Nel corso del film Antoine decide di documentare le malefatte che vengono commesse ai suoi danni, munendosi di una piccola telecamera digitale, abbastanza compatta da poter essere nascosta facilmente. Nel 2023 un uomo che si avvale di un video come strumento di denuncia sarebbe stato all’ordine del giorno, una videocamera nel 2013 invece sa di “pionierismo” della denuncia sociale, in un certo senso.
In As bestas sembra palese come in alcuni frangenti il regista spagnolo si sia appellato al Re del voyeurismo cinematografico: Michael Haneke. Proprio come in Benny’s video di Haneke la videocamera diventa un filtro tra la realtà oggettiva e la realtà cinematografica, quest’ultima in grado di trasformare atti apparentemente innocui in azioni amene. La videocamera diventa l’arma da fuoco al servizio di Antoine in alcune scene, esattamente come nell’iconica sequenza del bunker in Parasite di Bong Joon-ho.
Nel corso di una sequenza posta alla fine del secondo atto (un’inquadratura fissa di quasi dieci minuti) assistiamo a un intenso confronto tra Antoine e gli abitanti del villaggio, avendo modo di conoscere meglio il punto di vista degli di questi ultimi, la loro frustrazione e la loro tenera ignoranza.

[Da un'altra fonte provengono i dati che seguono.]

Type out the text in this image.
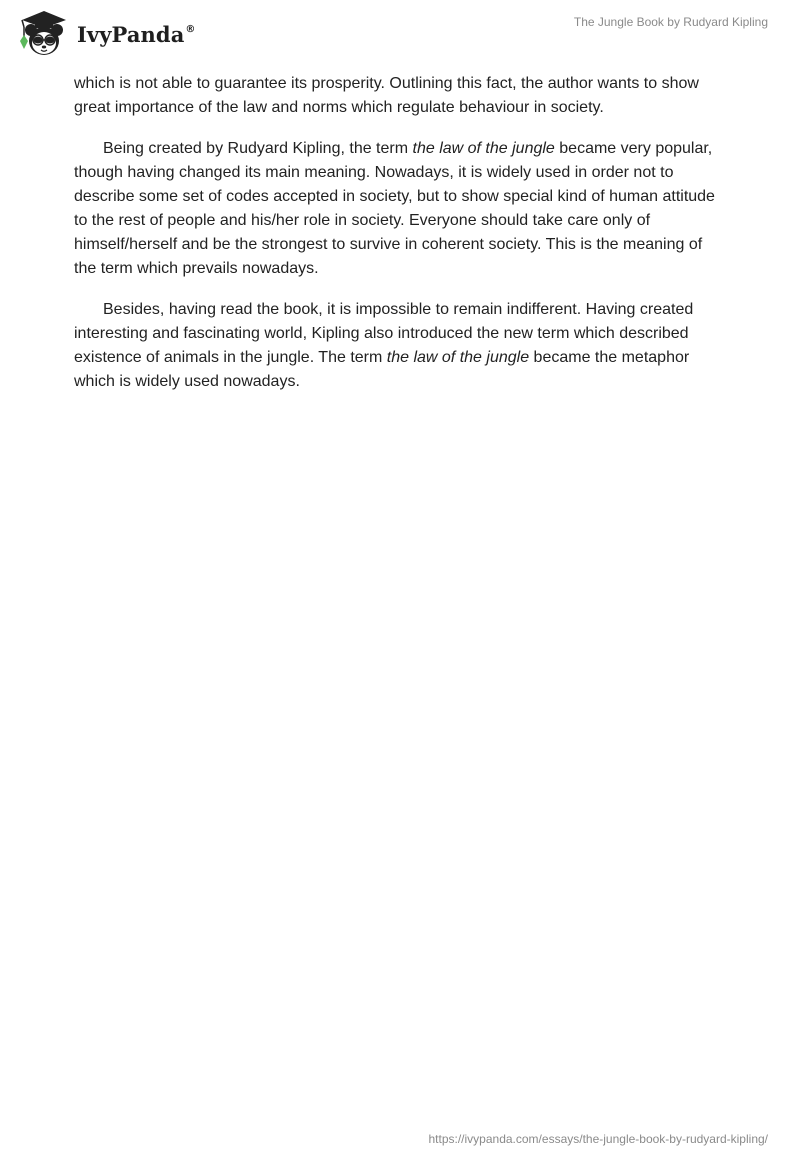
IvyPanda®	The Jungle Book by Rudyard Kipling

which is not able to guarantee its prosperity. Outlining this fact, the author wants to show great importance of the law and norms which regulate behaviour in society.

Being created by Rudyard Kipling, the term the law of the jungle became very popular, though having changed its main meaning. Nowadays, it is widely used in order not to describe some set of codes accepted in society, but to show special kind of human attitude to the rest of people and his/her role in society. Everyone should take care only of himself/herself and be the strongest to survive in coherent society. This is the meaning of the term which prevails nowadays.

Besides, having read the book, it is impossible to remain indifferent. Having created interesting and fascinating world, Kipling also introduced the new term which described existence of animals in the jungle. The term the law of the jungle became the metaphor which is widely used nowadays.

https://ivypanda.com/essays/the-jungle-book-by-rudyard-kipling/
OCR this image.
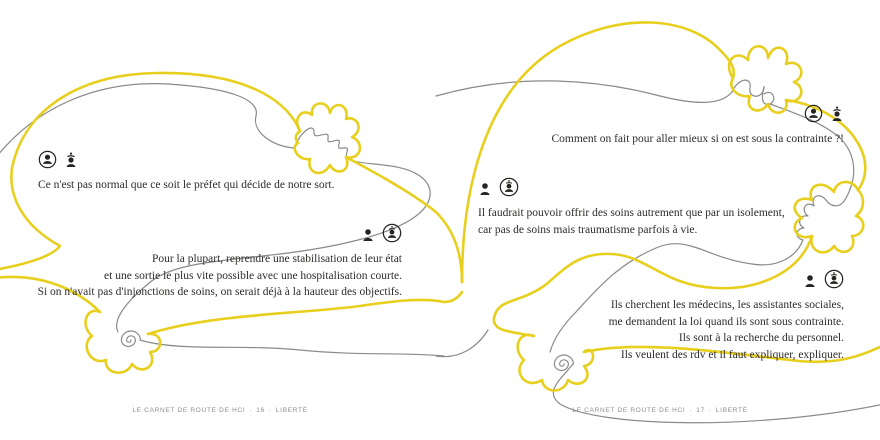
Ce n'est pas normal que ce soit le préfet qui décide de notre sort.
Pour la plupart, reprendre une stabilisation de leur état
et une sortie le plus vite possible avec une hospitalisation courte.
Si on n'avait pas d'injonctions de soins, on serait déjà à la hauteur des objectifs.
Comment on fait pour aller mieux si on est sous la contrainte ?!
Il faudrait pouvoir offrir des soins autrement que par un isolement,
car pas de soins mais traumatisme parfois à vie.
Ils cherchent les médecins, les assistantes sociales,
me demandent la loi quand ils sont sous contrainte.
Ils sont à la recherche du personnel.
Ils veulent des rdv et il faut expliquer, expliquer.
LE CARNET DE ROUTE DE HCI · 16 · LIBERTÉ	LE CARNET DE ROUTE DE HCI · 17 · LIBERTÉ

Sorogoyen, da abile demiurgo, sceglie di abbandonare per un momento la prospettiva di Antoine, concedendo a quella dei suoi antagonisti di irrompere nella narrazione, alimentando il conflitto etico nelle menti degli spettatori. L’opera viene sublimata da un terzo atto perfetto, nel quale, dopo un’ellisse temporale cambia il punto di vista sulla storia, adottandone uno femminile.